Il 20 luglio 1944 il Comitato di liberazione nazionale del Piemonte, in previsione della Liberazione, lo nominò segretamente presidente della Corte d’appello di Torino conferendogli poteri eccezionali (con la possibilità di collocare a disposizione, per collaborazionismo, magistrati o cancellieri). Immediatamente dopo inviò ai presidenti di tribunale e ai procuratori del re del Piemonte una circolare in cui li invitava ad adottare tutte le misure organizzative affinché, nel momento dell’insurrezione, il popolo sentisse, fin dalle prime ore, che l’ordine giudiziario era presente e che dunque la giustizia doveva essere assicurata dai tribunali e non dalla piazza. In questo quadro, fu contrario ad affidare – nei processi politici del dopo Liberazione – il ruolo di pubblica accusa a commissioni di giustizia composte da membri designati dai partiti, perché questi organi avrebbero agito «in contrasto con un principio giuridico e politico che fu una delle prime rivendicazioni della coscienza civile moderna”.

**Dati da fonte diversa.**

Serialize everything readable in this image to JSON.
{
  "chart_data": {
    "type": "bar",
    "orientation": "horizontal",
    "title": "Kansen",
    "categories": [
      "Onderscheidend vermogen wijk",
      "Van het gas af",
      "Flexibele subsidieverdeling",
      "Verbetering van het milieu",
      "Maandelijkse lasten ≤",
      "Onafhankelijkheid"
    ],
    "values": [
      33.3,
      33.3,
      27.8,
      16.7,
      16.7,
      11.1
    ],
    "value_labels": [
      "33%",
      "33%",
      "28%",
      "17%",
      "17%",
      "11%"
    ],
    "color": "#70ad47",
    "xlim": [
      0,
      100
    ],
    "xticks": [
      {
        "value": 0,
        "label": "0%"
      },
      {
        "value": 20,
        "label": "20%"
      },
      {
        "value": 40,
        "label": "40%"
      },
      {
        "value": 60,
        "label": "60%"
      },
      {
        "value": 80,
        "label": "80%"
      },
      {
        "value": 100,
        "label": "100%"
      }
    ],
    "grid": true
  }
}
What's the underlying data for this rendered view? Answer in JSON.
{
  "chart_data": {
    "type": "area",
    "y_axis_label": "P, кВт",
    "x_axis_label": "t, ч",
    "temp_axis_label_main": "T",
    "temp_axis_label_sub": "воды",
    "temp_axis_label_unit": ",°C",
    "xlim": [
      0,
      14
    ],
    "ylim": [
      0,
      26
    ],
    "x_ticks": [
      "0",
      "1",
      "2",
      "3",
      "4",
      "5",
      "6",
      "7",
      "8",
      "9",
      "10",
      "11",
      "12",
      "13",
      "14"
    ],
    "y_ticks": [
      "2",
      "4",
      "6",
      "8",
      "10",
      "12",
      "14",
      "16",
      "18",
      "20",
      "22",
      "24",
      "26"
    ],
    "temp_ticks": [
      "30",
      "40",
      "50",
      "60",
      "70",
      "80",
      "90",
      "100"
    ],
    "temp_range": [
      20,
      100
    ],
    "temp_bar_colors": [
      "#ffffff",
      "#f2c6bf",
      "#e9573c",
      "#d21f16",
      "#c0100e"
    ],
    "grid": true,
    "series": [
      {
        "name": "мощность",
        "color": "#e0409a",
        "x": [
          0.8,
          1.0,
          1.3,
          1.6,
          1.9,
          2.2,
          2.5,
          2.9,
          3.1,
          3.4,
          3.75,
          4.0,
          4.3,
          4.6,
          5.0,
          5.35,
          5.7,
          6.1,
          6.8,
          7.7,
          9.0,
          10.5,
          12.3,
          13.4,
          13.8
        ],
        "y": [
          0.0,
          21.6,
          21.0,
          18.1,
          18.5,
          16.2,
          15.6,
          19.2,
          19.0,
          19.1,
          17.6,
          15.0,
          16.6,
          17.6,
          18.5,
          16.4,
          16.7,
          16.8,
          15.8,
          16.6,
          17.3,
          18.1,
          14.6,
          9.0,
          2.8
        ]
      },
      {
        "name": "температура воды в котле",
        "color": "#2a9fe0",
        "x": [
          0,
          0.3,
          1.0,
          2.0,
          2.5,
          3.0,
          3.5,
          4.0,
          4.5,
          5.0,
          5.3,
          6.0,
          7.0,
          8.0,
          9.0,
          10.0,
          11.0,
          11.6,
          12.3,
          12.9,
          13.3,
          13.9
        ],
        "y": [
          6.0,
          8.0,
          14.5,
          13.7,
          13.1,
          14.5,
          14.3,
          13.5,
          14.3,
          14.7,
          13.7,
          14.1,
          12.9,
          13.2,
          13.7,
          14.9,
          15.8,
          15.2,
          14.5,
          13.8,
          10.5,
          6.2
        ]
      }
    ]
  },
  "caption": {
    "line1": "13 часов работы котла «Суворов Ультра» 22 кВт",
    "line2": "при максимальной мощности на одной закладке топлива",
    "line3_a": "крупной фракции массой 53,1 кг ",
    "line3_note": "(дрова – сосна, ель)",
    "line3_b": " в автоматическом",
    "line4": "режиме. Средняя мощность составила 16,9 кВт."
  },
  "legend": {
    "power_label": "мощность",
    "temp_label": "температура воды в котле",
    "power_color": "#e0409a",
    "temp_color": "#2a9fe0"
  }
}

Cambiarono i regimi ma Peretti Griva anche negli anni della Repubblica rimane una persona libera e diventò per tutti nel 1950 “il giudice ribelle”.
Nel 1950 affermò una nuova giurisprudenza che portava alla delibazione delle sentenze di divorzio pronunciate all’estero e riconosceva l’annullamento del matrimonio tra il regista Roberto Rossellini e Marcella De Marchis, scatenando uno scandalo in quell’Italia che avrebbe approvato il divorzio soltanto nel 1975 e che zitt’ il magistrato con il cosiddetto decreto anti Peretti Griva.
Nel 1953 e nel 1956 raccolse le sue memorie e riflessioni in due libri, rispettivamente Esperienze e riflessioni di un magistrato ed Esperienze di un magistrato, da cui emergeva limpidamente il suo profilo di magistrato: colto, tecnicamente preparato, con la ‘schiena dritta’; capace anche, però, di mescolare queste qualità con il buon senso e con una grande attenzione e il rispetto verso gli uomini e le donne di quel popolo in nome del quale si amministra la giustizia.